The Travelers policy included four endorsements, providing workers’ compensation coverage to leased workers, provided by ECI, to the endorsed ECI clients. The endorsements did not include Precision. ECI did not secure an endorsement adding Precision to the policy until August 29, 2003, almost 8 months after the accident.
Precision argued that Section 4(a)(3) of the Workers’ Compensation Act controlled, which requires that “[e]very policy of an insurance carrier, insuring the payment of compensation under this Act shall cover all the employees and the entire compensation liability of the insured.” 820 ILCS 305/4(a)(3) (West 2002).

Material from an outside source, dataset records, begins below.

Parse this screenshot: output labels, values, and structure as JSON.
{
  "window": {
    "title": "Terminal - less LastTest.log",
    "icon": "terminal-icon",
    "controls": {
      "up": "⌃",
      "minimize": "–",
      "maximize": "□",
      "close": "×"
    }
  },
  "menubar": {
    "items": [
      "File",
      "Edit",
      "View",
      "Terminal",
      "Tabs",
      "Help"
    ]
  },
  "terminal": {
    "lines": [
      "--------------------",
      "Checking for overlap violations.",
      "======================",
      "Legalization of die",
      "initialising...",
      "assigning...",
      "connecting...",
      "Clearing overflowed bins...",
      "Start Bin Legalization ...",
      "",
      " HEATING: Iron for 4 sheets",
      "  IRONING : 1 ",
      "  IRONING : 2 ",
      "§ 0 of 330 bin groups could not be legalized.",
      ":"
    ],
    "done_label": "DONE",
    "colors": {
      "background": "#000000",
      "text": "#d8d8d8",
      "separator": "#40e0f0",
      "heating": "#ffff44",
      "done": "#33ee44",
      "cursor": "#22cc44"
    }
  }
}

Further, “[a]ny provisions in any policy, or in any endorsement attached thereto, attempting to limit or modify in any way, the liability of the insurance carriers issuing the same except as otherwise provided herein shall be wholly void.” 820 ILCS 305/4(a)(3) (West 2002). Travelers argued that Section 30 of the Employee Leasing Company Act controlled, which states that “[w]hen a workers’ compensation policy written to cover leased employees is issued to the lessor as the named insured, the lessee shall be identified thereon by the attachment of an appropriate endorsement indicating that the policy provides coverage for leased employees.” 215 ILCS 113/30 (West 2002).
The court held that ECI’s failure to secure an endorsement to add Precision to a workers’ compensation insurance policy under Travelers until after claimant’s injury was ineffective to withdraw claimant from the operation of the Workers’ Compensation Act, because the borrower-lender contract was in effect at the time of the injury.
Travelers Ins. v. Precision Cabinets, Inc., 2012 WL 938025, —N.E.2d —- (Ill.App. 2 Dist., 2012), No. 2-11-0258WC.